I would much appreciate an answer on this,thanks


----------



## travelling-man (Jun 17, 2011)

I'm no expert but I think you'll find that not only will you have to pay the back dated road tax on it but also pay a fine for not paying the tax on time.


----------



## canoeman (Mar 3, 2011)

As TM says back tax + fines although they're not huge, you can SORN a vehicle Cancelamento Temporário de Matrícula (Decreto-Lei n.º 82/2011) - veículos de transporte rodoviário de mercadorias, equally if you sell a vehicle you're responsible for the road tax until it has been reregistered to new owner and removed from your NIF number.

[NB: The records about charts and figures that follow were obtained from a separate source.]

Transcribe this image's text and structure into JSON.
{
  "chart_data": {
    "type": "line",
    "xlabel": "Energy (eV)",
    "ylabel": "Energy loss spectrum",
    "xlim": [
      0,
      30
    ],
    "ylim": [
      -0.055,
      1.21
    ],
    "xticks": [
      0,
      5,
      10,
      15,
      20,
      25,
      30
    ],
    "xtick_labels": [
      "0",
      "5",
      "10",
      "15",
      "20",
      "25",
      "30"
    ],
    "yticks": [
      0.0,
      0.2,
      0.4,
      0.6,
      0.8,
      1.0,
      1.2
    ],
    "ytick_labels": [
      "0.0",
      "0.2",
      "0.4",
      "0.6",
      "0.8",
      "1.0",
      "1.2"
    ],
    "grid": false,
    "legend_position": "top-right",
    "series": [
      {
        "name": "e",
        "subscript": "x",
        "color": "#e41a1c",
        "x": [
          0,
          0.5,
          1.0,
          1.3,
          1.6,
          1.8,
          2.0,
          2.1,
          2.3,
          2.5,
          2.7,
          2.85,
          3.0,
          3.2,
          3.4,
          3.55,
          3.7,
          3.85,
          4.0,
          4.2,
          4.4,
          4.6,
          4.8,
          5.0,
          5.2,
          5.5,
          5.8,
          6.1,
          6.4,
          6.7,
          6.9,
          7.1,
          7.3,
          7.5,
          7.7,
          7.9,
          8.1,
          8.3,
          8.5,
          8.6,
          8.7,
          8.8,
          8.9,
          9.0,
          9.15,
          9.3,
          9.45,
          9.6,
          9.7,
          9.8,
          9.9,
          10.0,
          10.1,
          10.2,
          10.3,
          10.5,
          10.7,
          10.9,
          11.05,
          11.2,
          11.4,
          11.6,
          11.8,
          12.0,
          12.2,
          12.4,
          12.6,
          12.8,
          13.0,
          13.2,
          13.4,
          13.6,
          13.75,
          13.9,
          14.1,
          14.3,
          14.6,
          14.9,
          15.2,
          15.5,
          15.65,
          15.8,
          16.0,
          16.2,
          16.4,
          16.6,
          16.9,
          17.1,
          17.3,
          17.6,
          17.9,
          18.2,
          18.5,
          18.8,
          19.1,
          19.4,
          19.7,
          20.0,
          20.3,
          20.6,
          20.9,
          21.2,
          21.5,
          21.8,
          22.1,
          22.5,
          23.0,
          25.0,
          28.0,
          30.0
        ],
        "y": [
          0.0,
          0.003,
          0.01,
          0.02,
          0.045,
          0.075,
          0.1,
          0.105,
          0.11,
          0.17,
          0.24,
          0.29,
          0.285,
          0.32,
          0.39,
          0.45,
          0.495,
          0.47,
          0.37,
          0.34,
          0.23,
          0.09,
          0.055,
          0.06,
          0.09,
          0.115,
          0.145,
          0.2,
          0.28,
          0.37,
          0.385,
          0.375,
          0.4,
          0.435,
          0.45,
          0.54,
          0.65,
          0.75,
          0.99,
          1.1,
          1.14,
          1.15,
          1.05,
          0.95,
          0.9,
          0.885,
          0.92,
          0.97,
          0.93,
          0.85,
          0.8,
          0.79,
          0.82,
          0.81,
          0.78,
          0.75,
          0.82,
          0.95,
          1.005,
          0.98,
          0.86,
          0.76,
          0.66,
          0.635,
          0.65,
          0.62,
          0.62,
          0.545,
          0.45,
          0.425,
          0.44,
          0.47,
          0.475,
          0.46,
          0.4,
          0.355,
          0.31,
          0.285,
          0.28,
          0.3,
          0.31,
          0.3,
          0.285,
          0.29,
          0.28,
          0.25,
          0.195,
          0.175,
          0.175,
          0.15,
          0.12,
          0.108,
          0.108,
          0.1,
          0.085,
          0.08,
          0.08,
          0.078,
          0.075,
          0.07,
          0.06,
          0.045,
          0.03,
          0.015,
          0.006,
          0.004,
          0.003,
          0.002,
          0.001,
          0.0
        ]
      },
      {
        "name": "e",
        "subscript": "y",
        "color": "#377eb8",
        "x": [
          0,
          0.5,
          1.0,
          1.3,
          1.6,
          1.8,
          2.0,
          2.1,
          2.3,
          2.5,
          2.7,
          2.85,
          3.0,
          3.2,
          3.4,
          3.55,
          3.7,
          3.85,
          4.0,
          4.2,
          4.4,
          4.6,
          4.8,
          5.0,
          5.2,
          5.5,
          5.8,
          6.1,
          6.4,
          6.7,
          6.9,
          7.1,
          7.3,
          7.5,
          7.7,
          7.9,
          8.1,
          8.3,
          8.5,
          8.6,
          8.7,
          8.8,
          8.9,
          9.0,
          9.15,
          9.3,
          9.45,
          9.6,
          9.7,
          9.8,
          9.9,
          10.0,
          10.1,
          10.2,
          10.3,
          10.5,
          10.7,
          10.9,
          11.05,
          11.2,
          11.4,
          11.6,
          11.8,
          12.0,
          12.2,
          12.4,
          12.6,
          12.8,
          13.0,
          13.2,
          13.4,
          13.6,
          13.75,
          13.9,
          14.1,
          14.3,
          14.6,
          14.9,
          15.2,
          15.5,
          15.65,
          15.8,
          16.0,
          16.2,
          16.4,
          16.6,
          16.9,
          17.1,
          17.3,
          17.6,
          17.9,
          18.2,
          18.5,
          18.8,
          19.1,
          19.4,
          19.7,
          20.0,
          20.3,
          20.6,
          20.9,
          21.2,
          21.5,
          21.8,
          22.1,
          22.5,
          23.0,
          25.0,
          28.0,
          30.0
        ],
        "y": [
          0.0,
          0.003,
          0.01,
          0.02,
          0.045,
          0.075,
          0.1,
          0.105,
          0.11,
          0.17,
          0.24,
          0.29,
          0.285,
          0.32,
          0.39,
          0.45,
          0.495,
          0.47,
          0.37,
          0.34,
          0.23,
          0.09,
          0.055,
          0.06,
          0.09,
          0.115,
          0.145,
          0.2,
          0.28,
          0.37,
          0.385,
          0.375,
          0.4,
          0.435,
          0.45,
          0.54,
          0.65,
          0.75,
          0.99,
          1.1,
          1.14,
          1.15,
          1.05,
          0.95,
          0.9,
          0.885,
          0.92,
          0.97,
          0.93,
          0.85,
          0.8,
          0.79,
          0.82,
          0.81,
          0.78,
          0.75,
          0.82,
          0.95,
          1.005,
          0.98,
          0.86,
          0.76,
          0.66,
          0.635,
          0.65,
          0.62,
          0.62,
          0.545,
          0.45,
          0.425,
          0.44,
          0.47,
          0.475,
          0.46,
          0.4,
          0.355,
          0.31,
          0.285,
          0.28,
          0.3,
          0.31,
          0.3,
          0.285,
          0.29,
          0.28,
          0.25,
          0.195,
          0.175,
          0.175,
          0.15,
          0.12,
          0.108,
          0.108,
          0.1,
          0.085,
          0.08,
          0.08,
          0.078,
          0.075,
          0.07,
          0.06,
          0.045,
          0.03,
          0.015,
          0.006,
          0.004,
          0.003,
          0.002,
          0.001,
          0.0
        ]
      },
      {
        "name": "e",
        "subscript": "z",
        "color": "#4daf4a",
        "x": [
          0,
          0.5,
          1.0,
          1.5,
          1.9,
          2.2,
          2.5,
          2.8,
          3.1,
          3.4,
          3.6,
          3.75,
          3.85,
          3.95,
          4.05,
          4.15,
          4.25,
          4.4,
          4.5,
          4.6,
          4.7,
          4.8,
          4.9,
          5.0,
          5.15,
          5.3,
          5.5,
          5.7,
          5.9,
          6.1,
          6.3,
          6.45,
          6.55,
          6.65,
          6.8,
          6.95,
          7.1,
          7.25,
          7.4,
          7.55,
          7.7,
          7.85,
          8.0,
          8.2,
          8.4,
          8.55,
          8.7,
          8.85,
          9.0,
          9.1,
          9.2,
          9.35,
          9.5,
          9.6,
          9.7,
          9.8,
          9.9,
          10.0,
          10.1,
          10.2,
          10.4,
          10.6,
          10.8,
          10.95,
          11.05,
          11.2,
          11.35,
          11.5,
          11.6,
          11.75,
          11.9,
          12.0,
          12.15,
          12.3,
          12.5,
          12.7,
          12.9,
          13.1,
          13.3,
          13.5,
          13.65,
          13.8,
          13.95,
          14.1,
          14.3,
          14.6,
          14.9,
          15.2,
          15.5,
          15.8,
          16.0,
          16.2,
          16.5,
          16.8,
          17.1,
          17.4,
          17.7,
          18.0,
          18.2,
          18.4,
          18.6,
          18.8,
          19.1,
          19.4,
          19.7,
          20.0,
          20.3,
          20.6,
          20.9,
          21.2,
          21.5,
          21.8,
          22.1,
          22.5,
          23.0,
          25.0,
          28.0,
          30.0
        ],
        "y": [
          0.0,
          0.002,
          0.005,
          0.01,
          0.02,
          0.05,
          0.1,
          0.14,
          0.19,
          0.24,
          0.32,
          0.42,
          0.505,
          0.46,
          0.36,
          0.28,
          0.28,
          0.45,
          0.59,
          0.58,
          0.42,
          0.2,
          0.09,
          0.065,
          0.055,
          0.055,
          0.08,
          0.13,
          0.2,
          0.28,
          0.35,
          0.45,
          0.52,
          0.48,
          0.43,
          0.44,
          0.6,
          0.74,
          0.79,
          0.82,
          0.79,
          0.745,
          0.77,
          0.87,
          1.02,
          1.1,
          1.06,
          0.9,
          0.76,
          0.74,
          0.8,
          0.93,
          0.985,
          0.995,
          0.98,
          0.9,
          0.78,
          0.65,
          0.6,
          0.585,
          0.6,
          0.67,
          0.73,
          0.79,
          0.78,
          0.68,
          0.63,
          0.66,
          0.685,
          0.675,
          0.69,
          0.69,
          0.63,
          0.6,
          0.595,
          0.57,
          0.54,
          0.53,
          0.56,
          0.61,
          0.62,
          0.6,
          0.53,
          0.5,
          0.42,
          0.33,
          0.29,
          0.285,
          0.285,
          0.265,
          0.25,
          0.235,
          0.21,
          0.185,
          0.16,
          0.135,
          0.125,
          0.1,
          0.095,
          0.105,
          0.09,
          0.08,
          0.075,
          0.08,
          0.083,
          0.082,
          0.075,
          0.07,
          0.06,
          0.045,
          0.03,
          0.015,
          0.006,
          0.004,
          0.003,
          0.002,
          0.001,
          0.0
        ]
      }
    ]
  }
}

If you have online access to your NIF number you can check what vehicles are registered to your Tax number when IUC is due the amount and any outstanding amounts & fines.


----------



## travelling-man (Jun 17, 2011)

I hate to be the bearer of bad tidings but I think you'll also find that the longer you leave it, the more the fine will increase.


----------



## quelfesgirl (May 27, 2013)

I sold my car at a stand 3 years ago. they did not re-register it and I found out I was liable for the back tax on it. the financias don't give a monkeys they just want the money so unfortunately its just a case of suck-it-up.


----------



## canoeman (Mar 3, 2011)

Sorry but it's not Financas job, it's the sellers responsibility to make sure that ownership is transferred that gives you protection, not really any different to UK where you'd still be liable if you didn't make sure ownership was transferred


----------